The Court of Social Affairs in Dortmund ruled unemployed immigrants from the European Union could claim Hartz IV unemployment benefits, in a judgment which decided in favour of European Union law over German.
European law states citizens from other EU countries must be treated equally, which includes access to benefits.
But German law grants exemptions by classifying Hartz IV as a “social benefit” which can be denied to EU citizens rather than a “special benefit” which cannot be.
It means EU migrants who are in Germany but are not seeking work are excluded from claiming unemployment benefits.
It is the latest in a series of contentious benefit cases.

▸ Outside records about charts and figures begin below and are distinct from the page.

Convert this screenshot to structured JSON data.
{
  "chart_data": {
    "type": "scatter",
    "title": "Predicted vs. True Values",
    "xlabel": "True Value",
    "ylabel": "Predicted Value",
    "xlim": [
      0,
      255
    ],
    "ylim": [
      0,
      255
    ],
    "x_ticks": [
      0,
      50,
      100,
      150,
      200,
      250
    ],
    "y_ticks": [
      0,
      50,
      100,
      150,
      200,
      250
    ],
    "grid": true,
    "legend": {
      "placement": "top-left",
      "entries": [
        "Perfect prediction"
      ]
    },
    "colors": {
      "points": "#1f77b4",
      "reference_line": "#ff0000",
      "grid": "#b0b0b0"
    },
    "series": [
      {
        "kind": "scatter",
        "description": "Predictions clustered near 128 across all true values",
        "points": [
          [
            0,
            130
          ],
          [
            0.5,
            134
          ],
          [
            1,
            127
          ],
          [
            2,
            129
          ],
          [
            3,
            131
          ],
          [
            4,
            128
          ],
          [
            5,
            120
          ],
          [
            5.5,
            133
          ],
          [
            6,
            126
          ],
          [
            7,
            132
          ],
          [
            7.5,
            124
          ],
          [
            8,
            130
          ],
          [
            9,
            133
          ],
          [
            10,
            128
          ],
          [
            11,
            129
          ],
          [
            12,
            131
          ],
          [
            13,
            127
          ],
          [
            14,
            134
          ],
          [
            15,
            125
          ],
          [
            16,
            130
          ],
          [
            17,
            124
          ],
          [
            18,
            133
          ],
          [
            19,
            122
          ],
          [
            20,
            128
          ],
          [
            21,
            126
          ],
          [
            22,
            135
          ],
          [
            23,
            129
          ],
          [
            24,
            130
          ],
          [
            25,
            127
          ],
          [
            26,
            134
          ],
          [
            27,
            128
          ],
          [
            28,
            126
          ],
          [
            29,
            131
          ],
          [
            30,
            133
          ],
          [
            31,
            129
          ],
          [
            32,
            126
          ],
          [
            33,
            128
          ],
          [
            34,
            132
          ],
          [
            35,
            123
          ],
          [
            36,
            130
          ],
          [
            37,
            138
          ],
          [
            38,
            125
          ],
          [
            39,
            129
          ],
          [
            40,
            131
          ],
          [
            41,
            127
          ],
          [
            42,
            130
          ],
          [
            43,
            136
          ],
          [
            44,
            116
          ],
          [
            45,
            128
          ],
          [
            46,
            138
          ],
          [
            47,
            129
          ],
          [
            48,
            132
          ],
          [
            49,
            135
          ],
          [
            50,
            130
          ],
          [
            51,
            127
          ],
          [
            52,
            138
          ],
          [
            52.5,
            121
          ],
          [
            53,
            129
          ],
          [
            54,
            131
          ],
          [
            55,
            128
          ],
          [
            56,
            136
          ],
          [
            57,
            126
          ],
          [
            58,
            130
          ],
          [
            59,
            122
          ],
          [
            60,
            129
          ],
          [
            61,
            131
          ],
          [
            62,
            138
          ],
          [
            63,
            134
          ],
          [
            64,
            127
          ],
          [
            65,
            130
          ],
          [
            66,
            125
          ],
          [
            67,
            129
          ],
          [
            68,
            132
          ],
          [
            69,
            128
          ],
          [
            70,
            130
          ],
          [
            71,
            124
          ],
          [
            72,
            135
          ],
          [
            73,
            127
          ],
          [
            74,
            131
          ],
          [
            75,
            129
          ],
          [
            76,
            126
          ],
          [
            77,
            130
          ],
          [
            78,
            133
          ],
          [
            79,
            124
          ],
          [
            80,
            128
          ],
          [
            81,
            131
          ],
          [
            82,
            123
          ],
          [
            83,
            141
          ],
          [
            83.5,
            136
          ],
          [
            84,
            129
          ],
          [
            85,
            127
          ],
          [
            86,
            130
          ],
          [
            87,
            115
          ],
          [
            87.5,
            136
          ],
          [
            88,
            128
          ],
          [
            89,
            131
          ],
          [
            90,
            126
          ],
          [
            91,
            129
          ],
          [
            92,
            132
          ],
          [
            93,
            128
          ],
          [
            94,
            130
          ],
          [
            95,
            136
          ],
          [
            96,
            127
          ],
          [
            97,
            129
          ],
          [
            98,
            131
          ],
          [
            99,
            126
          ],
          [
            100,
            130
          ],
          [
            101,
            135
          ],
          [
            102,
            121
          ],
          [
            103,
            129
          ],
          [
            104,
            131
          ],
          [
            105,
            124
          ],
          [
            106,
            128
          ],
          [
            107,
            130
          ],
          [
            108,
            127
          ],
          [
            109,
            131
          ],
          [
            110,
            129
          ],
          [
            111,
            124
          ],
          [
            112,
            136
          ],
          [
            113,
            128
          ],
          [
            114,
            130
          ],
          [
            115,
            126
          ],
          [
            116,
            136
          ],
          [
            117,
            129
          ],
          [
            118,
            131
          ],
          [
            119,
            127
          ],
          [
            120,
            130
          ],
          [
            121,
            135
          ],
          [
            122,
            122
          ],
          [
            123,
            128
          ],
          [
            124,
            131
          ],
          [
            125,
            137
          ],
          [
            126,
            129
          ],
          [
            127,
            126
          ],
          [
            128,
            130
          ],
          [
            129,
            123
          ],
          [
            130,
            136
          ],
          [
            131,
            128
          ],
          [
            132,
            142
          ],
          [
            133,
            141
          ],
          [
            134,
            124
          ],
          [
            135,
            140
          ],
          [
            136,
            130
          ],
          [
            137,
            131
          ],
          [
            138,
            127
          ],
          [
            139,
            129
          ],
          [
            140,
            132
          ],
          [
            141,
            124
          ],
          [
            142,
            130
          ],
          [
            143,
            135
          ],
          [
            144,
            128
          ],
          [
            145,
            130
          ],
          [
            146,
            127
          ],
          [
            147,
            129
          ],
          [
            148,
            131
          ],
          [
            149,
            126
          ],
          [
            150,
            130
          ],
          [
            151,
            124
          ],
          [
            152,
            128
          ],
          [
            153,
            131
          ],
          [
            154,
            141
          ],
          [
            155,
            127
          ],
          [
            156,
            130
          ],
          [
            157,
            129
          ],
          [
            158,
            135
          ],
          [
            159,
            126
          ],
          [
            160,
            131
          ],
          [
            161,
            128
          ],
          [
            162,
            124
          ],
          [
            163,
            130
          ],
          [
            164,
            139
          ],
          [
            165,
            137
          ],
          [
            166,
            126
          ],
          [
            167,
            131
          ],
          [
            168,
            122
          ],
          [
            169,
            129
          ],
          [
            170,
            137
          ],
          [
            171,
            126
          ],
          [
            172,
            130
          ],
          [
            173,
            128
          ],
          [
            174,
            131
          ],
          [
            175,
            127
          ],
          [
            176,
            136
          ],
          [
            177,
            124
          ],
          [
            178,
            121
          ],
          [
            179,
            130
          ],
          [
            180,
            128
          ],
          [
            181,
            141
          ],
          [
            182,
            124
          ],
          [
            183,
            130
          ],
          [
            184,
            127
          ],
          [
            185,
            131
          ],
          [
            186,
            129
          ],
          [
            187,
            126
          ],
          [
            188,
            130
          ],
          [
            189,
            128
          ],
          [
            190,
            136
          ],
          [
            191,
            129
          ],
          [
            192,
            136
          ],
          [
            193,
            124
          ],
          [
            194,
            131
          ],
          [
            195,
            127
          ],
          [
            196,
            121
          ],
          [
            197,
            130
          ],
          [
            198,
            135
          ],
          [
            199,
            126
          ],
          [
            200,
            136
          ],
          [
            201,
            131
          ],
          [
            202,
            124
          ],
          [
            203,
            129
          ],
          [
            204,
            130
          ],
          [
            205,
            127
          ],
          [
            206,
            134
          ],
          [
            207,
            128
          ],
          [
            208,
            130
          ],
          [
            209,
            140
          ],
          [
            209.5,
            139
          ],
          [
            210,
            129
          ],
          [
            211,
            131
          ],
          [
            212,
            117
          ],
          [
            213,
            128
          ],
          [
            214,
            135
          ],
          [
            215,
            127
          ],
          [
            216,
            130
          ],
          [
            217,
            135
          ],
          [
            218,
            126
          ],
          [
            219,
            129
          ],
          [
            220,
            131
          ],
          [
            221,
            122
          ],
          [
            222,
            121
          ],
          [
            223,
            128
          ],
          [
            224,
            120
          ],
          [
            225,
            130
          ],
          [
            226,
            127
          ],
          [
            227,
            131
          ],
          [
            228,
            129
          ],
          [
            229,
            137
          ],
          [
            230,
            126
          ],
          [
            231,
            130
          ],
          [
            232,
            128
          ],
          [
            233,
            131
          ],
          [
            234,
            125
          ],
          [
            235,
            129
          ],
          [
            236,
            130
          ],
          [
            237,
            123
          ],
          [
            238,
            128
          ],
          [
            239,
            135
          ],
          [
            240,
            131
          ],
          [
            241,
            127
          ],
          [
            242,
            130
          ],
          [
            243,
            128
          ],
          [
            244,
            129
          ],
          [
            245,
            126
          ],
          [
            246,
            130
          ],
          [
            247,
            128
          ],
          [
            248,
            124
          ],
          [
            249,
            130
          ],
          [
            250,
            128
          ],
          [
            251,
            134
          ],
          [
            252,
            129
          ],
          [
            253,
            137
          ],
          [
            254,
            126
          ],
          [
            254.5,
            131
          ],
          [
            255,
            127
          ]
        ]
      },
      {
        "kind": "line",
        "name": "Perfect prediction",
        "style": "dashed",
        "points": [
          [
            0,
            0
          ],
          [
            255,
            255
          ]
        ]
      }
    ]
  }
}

In January, the EU Commission stated jobless migrants should be able to claim German unemployment benefits in a case being heard at the European Court over a Romanian woman who was denied Hartz IV by a job centre in Leipzig.
The most recent case heard on Thursday involved a Spanish couple who have lived in North Rhine-Westphalia since July 2013 with their four children. They have survived off child benefits and minor jobs.
A job centre in Iserlohn denied them Hartz IV, but the Dortmund court granted the family €1,033 a month, adding that it had “serious doubts” about the compatibility of the German law, which allows people to be excluded from Hartz IV, with EU laws on freedom of movement.
The case comes amid a heated debate in Germany over immigrants’ access to the country’s generous welfare state.
Travel and work restrictions were lifted on Bulgarians and Romanians on January 1st this year allowing them to live and work in Germany like any other EU citizen. It prompted fears of a flood of claims for benefits from eastern Europeans.
Official figures on the numbers of Bulgarians and Romanians to arrive since January 1st have yet to be published.
But data released by the Federal Employment Office this week showed an increase of 48 percent in the number of Bulgarians and Romanians claiming unemployment benefit in September 2013, compared with the year before.